In other words, like Brennan and other veterans of the Obama administration, O’Rourke has tactical differences with Trump’s foreign policy, not principled ones. Moreover, he was an avid defender of the military as the congressman from El Paso, the home of the second largest military installation in the US, Fort Bliss.
During his most recent term in Congress, O’Rourke has served on two committees: Armed Services and Veterans’ Affairs. He recently supported the enormous increase in military funding, the “John S. McCain National Defense Authorization Act for Fiscal Year 2019,” which allocates over $700 billion to the US military to provide for the vast expansion of US imperialism in the preparation for war between the world’s major powers.
Responding to criticism from Cruz on immigration, O’Rourke pointed to his partnership with the senior senator from Texas, Republican John Cornyn. Together, O’Rourke said, they have teamed up to introduce legislation that would provide for the beefing up of the points of entry along the border, claiming that it would accommodate the legal crossing of people in the trade businesses that employ one in every four workers in his home city of El Paso.
“Knowing who and what comes in here makes us safer,” O’Rourke stated, revealing an intent to provide for the intensification of searches and deeper scrutiny of would-be immigrants than that which currently exists.
While professing himself a “progressive Democrat,” O’Rourke has won the editorial endorsements of three of the largest newspapers in Texas, the Houston Chronicle, the Dallas Morning News and the Fort Worth Star-Telegram, all of which traditionally support Republican candidates, including George W. Bush, Mitt Romney and Cruz himself in 2012.
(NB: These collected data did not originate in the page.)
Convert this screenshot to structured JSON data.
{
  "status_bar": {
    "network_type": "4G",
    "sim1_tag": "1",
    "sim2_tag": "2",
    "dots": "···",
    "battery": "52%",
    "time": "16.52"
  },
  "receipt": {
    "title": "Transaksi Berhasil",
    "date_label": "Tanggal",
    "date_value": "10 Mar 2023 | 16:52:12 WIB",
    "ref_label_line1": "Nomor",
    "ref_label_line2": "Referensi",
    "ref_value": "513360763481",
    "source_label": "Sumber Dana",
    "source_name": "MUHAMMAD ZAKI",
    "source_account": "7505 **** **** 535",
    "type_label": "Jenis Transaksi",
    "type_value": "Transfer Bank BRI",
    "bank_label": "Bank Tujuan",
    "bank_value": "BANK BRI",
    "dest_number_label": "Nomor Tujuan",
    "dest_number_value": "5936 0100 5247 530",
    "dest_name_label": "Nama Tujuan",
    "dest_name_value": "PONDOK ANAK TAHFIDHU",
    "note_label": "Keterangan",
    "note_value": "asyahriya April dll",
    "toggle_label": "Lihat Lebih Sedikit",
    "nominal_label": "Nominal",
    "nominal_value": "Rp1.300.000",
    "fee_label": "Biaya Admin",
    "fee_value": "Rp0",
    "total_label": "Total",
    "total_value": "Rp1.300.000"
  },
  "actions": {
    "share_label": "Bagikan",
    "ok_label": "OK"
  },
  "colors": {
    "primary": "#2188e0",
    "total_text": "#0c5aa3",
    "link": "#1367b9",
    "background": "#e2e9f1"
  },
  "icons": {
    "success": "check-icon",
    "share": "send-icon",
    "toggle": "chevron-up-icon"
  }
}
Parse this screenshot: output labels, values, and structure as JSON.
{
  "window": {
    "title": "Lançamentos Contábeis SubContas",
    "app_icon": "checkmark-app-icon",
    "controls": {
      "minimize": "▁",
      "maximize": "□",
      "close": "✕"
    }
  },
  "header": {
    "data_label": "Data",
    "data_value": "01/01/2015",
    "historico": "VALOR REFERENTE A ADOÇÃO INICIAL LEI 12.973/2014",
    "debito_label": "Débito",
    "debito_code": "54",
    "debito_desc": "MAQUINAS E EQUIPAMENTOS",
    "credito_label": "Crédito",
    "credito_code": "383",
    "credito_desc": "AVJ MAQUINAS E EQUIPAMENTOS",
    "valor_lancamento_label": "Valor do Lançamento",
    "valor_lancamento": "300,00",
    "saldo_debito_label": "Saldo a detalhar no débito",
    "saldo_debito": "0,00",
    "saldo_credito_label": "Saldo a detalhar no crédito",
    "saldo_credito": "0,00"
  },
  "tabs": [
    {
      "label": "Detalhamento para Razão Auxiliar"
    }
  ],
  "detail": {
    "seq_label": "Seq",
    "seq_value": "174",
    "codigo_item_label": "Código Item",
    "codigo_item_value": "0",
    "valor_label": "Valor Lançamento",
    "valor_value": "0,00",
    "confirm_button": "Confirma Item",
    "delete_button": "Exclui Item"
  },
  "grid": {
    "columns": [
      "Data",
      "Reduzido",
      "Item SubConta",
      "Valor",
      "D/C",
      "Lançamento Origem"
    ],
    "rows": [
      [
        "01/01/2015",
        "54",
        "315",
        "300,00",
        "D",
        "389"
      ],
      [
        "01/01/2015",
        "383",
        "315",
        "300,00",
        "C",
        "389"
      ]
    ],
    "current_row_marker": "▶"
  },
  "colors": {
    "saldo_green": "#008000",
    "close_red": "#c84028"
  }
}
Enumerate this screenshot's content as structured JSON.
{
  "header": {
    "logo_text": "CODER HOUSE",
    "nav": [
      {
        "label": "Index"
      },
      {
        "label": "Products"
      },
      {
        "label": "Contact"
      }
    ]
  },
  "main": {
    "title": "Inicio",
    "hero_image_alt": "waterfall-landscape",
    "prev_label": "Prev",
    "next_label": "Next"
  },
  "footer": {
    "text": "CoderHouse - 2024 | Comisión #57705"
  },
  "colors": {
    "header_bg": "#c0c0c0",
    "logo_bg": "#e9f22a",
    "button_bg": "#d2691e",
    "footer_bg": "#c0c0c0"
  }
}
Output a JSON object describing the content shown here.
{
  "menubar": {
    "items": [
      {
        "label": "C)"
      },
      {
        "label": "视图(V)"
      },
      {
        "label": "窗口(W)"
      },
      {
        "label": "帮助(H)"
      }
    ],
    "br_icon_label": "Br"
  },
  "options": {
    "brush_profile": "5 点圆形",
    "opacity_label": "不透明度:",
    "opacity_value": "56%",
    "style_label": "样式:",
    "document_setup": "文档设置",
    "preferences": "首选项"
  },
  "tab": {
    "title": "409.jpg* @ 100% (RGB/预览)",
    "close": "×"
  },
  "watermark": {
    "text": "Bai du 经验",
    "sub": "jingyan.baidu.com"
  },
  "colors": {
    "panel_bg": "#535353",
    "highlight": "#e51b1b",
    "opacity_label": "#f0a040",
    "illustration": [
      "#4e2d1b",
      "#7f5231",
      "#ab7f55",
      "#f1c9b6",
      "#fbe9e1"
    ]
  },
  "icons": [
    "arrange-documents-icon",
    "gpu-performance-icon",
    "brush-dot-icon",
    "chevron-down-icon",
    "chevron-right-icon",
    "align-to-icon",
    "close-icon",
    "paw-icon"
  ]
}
The Star-Telegram noted that although O’Rourke’s “new way” campaign against politics-as-usual has captured attention and money, much of what he says, particularly about immigration and health care, sounds “like what Texas business conservatives used to say before the emergence of New York Republican Donald Trump.”
“US Sen. John Cornyn says we shouldn’t deport Dreamer students over their parents’ mistakes. Former Gov. Rick Perry, now energy secretary, has said a border wall ‘doesn’t make sense,’” the editorial board wrote. “President George W. Bush endorsed a path to legal status for those who came illegally but worked peacefully, supported the economy and showed good character.”
“These are the same Texas values that O’Rourke now defends,” the newspaper concluded.